Let $A$ and $B$ be the two arrays given to you, compute $A' = aux(A)$ and $B' = reverse(aux(reverse(B))$.

Algorithm:

1. shift = 0
2. minMaxSum = Inf
3. $(sum, a_i, b_i) = \textrm{MaxSum}(A, B, shift)$
4. if $\max(a_i, b_i) == a_i$, then
   1. for (k = i-1; k >= 1; k--) if (B'[k] == 1) shift++; else break;
5. if $\max(a_i, b_i) == b_i$, then
   1. for (k = i+1; k <= n; k++) if (A'[k] == 1) shift++; else break;
6. minMaxSum = min(minMaxSum, sum)
7. if shift == n - 1, then STOP else GOTO step 2

Essentially, this gives a way of skipping over shifts. In the example that you gave,

A' = {1,1,1,1,1,1,1} and B' = {0,0,1,1,0,1,1}

In the first iteration, sum = 12, a_i = 3, b_i = 9. Since, max(a_i, b_i) = 9. We look at A' after position of value 3 and keep skipping shift as long as we keep seeing a 1. In this case, shift becomes n-1 in the first iteration itself. minMaxSum is set to 12.

The algorithm STOPS after first iteration, with the minMaxSum value as 12.

Thus we avoided computing sums for all shifts.

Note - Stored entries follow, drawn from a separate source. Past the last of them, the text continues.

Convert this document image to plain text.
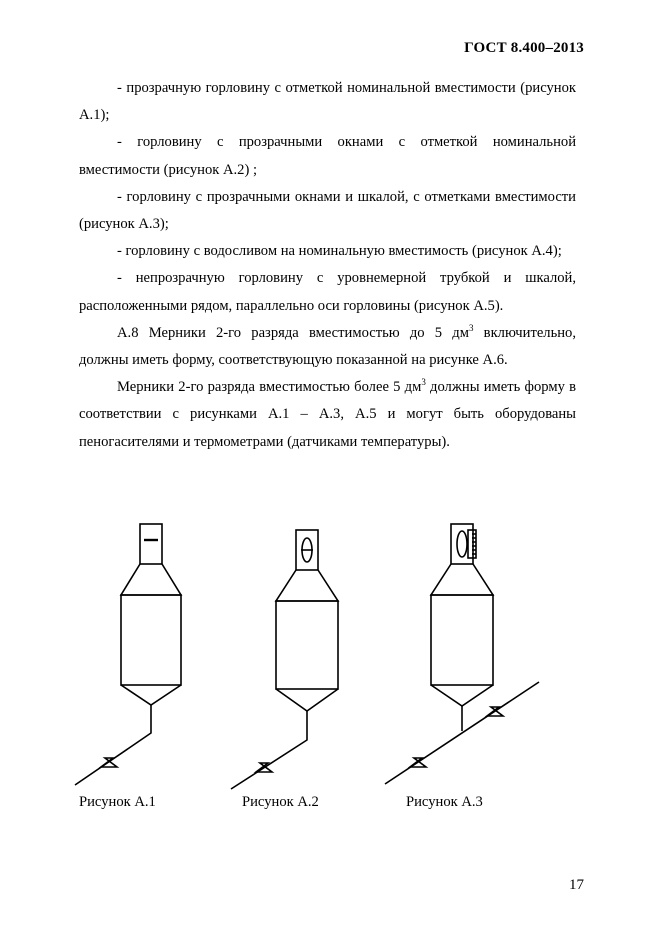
ГОСТ 8.400–2013

- прозрачную горловину с отметкой номинальной вместимости (рисунок А.1);

- горловину с прозрачными окнами с отметкой номинальной вместимости (рисунок А.2) ;

- горловину с прозрачными окнами и шкалой, с отметками вместимости (рисунок А.3);

- горловину с водосливом на номинальную вместимость (рисунок А.4);

- непрозрачную горловину с уровнемерной трубкой и шкалой, расположенными рядом, параллельно оси горловины (рисунок А.5).

А.8 Мерники 2-го разряда вместимостью до 5 $дм^3$ включительно, должны иметь форму, соответствующую показанной на рисунке А.6.

Мерники 2-го разряда вместимостью более 5 $дм^3$ должны иметь форму в соответствии с рисунками А.1 – А.3, А.5 и могут быть оборудованы пеногасителями и термометрами (датчиками температуры).

Рисунок А.1	Рисунок А.2	Рисунок А.3
17
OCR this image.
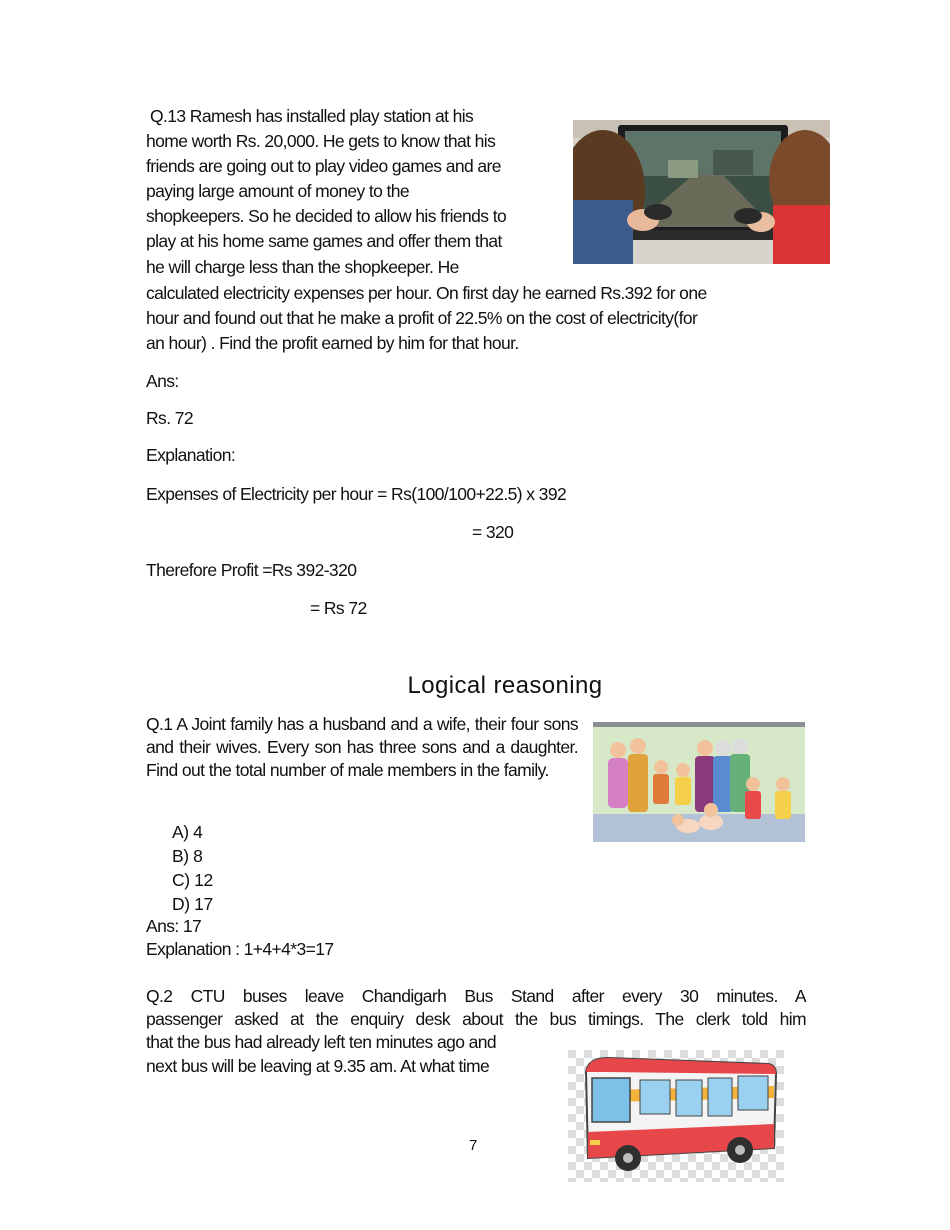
Q.13 Ramesh has installed play station at his
home worth Rs. 20,000. He gets to know that his
friends are going out to play video games and are
paying large amount of money to the
shopkeepers. So he decided to allow his friends to
play at his home same games and offer them that
he will charge less than the shopkeeper. He
calculated electricity expenses per hour. On first day he earned Rs.392 for one
hour and found out that he make a profit of 22.5% on the cost of electricity(for
an hour) . Find the profit earned by him for that hour.
Ans:
Rs. 72
Explanation:
Expenses of Electricity per hour = Rs(100/100+22.5) x 392
= 320
Therefore Profit =Rs 392-320
= Rs 72
Logical reasoning
Q.1 A Joint family has a husband and a wife, their four sons and their wives. Every son has three sons and a daughter. Find out the total number of male members in the family.
A) 4
B) 8
C) 12
D) 17
Ans: 17
Explanation : 1+4+4*3=17
Q.2 CTU buses leave Chandigarh Bus Stand after every 30 minutes. A
passenger asked at the enquiry desk about the bus timings. The clerk told him
that the bus had already left ten minutes ago and
next bus will be leaving at 9.35 am. At what time
7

Of course, there are worst case scenario for this algorithm, for example consider what happens when $A$ is descending order and $B$ is ascending order. In general, when $A'$ has 1's at the beginning and many 0's at the end and/or $B'$ has many 0's at the beginning and 1's at the end, you may not get any benefit from this algorithm. However, these worst scenarios can be identified heuristically and we can solve an equivalent problem by

1. Let temp = reverse(A)
2. A = reverse(B)
3. B = temp

and solving for minMaxSum for this case. Again, the algoritm will start giving improvements once you do this.